CEO Report

  • Date:01 Dec 2007
  • Type:CompanyDirectorMagazine

What to make of a negative non-binding vote?

What are we to make of the large negative advisory votes on remuneration at several major company Annual General Meetings (AGMs) in the last quarter of 2007? They were the key focus of press headlines on governance matters late in the year.

Readers will recall that in 2004, the Government introduced the requirement for a formal but non-binding vote on a remuneration report at every public company AGM. This was part of the CLERP 9 amendments to the Corporations Act. AICD opposed it at the time. It copied a British law, which to us made more sense in the UK environment where there are many more executive directors than is normal on Australian boards. We also thought the detailed disclosure in the remuneration report was likely to lead to further escalation of executive pay, which does seem to be being borne out.

The world of investors who cast the vote, whether in person or by proxy, is more complex than many people realise. Small or ‘retail’ shareholders often attend and vote at AGMs in person, but their votes are usually vastly outnumbered by those of institutional shareholders, most of whom vote by proxy.

Institutions such as big superannuation funds, responsible for managing members’ funds worth tens of billions of dollars, allocate money to many different professional fund managers, who in turn invest in hundreds of companies. When it comes to deciding how to vote on motions at AGMs, the fund managers usually outsource the thinking to specialist ‘proxy advisory’ firms, who have sprung up to fulfil this need.
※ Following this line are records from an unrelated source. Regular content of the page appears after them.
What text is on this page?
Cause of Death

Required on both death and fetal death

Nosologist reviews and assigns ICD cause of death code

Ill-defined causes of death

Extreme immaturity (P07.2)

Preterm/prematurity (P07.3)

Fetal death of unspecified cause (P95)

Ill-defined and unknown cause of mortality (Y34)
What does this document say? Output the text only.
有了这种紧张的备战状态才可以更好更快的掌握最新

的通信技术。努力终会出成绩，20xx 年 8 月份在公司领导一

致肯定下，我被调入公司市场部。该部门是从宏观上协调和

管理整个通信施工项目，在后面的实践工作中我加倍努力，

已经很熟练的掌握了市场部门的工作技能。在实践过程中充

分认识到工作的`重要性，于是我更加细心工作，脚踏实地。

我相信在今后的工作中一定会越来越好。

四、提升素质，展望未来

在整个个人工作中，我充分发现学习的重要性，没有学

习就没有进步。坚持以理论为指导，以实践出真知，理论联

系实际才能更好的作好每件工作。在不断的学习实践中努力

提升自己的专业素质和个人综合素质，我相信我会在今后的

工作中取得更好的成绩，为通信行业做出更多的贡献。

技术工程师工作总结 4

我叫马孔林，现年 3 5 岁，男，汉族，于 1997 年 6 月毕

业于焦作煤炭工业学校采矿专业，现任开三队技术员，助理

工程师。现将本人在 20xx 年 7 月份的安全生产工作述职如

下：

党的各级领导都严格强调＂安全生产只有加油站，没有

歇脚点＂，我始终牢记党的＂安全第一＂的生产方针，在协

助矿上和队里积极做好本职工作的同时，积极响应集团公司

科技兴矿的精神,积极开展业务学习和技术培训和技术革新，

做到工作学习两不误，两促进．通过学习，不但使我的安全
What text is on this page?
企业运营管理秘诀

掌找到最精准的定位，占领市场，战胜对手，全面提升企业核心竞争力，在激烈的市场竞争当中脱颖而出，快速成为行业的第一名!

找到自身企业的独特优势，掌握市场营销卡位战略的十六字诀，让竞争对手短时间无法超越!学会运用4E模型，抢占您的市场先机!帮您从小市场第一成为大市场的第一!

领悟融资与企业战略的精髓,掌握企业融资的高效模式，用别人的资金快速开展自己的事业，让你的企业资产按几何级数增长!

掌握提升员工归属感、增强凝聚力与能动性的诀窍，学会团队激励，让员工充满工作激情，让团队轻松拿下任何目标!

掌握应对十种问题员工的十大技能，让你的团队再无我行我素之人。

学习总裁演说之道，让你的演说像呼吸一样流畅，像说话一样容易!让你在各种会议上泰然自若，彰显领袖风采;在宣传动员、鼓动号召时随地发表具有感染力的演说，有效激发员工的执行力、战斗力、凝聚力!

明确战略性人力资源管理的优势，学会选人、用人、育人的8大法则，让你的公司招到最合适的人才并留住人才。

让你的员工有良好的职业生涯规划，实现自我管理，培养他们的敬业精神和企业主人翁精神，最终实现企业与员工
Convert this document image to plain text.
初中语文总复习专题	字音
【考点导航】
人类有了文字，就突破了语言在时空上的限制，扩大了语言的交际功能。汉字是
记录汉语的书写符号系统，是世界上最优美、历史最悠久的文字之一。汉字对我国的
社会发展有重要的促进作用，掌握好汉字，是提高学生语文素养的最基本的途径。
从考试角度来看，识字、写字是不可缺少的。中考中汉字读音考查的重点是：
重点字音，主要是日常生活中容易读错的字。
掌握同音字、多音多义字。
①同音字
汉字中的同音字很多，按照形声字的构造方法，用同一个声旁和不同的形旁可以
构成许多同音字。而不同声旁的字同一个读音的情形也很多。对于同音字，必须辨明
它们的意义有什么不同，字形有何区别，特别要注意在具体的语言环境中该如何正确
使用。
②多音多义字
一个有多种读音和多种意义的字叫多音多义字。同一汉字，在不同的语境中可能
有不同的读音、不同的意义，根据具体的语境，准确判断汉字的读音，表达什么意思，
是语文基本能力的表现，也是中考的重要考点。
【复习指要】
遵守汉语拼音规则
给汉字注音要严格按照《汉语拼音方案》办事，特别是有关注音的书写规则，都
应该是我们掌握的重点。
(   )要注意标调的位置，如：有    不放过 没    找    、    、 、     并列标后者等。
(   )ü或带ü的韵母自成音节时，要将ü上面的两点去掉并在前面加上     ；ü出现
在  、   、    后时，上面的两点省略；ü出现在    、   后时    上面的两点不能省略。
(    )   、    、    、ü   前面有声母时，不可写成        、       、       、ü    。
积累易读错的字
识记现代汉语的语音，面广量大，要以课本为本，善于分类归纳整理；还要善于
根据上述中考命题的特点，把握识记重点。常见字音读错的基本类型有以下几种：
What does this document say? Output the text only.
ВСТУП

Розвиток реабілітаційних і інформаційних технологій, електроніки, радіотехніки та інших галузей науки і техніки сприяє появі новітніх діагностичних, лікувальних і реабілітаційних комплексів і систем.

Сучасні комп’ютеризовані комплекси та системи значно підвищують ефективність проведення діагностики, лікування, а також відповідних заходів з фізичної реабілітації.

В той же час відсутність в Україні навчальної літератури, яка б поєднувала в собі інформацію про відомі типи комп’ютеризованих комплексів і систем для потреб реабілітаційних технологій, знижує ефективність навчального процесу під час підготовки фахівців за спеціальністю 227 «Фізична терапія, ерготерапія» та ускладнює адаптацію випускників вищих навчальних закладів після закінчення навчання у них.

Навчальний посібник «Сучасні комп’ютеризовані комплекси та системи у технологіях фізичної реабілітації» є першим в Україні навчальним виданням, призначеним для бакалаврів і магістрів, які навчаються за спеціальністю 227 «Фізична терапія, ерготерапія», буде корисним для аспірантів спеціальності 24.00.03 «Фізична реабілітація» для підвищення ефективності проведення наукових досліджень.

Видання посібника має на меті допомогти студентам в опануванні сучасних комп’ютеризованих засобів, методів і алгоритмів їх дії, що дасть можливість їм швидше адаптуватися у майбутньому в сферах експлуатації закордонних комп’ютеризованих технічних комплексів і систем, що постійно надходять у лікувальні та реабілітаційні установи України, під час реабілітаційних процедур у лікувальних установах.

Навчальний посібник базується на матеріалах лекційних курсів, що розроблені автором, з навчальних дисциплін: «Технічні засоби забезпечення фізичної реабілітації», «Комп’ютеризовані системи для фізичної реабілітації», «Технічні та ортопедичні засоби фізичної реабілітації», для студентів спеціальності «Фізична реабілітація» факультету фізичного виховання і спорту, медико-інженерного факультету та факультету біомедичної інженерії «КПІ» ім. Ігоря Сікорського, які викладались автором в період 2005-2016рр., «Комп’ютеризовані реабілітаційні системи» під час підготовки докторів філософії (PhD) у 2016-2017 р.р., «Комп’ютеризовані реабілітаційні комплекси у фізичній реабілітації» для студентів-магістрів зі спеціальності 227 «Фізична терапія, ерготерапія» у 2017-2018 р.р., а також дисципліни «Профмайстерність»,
Institutions give varied mandates to the fund managers. Some, particularly US-based global funds, instruct fund managers to always follow the advice of their preferred global proxy adviser. Others say the codes of their member bodies such as the Australian Council of Superannuation Investors or the Investment and Financial Services Assosication should be followed. Still others may ask for any recommendation that is contrary to what directors recommend to be referred to the institution for consideration. There are many other variations.

Company CEOs and chairmen brief the major fund managers on their share register regularly on how they are travelling and listen to the feedback they receive.

However, they do not always know what the proxy advisers are saying. It is pretty well impossible for them to know if the institutions behind the fund managers have views they wish to have reflected in votes at AGMs.

A large negative advisory vote on a remuneration report should be taken as a loud warning that the investment community is not content with some aspect of what that company is doing. However, it is an imprecise warning, as different people may cast negative votes for different reasons.

AICD believes any company that receives a large negative advisory vote should be sure to find out what the investors do not like and to take steps to ensure that it is not repeated. Institutional shareholders have a far more powerful weapon that they could use if unsatisfactory conduct continues, in the form of motions (or threats of motions) to unseat some or all of the directors.

Shareholders do not seem to be signalling that a high negative non-binding vote should lead to the resignation of directors. There have been instances recently where directors have been re-elected resoundingly at the very meeting where a large negative non-binding vote was recorded.

We emphatically do not support the view of some commentators that the next step should be adoption of a binding vote on remuneration. Directors are properly responsible for negotiating CEO remuneration and setting policy regarding other executives and staff. They are close to the company situation and know the people and their circumstances. Appointing the CEO is one of their key responsibilities, and his or her remuneration is intimately connected. Moreover, you cannot expect executives to wait months for an AGM to have their terms approved. Nor can the AGM override a contract that had already been signed.

The non-binding vote is here to stay. Companies need to learn to engage effectively with their key shareholders – as most have – and to act well in advance to avoid the kinds of things that will provoke a large negative vote. Equally, it is incumbent on proxy advisers to be reasonable and transparent about the principles they seek to apply.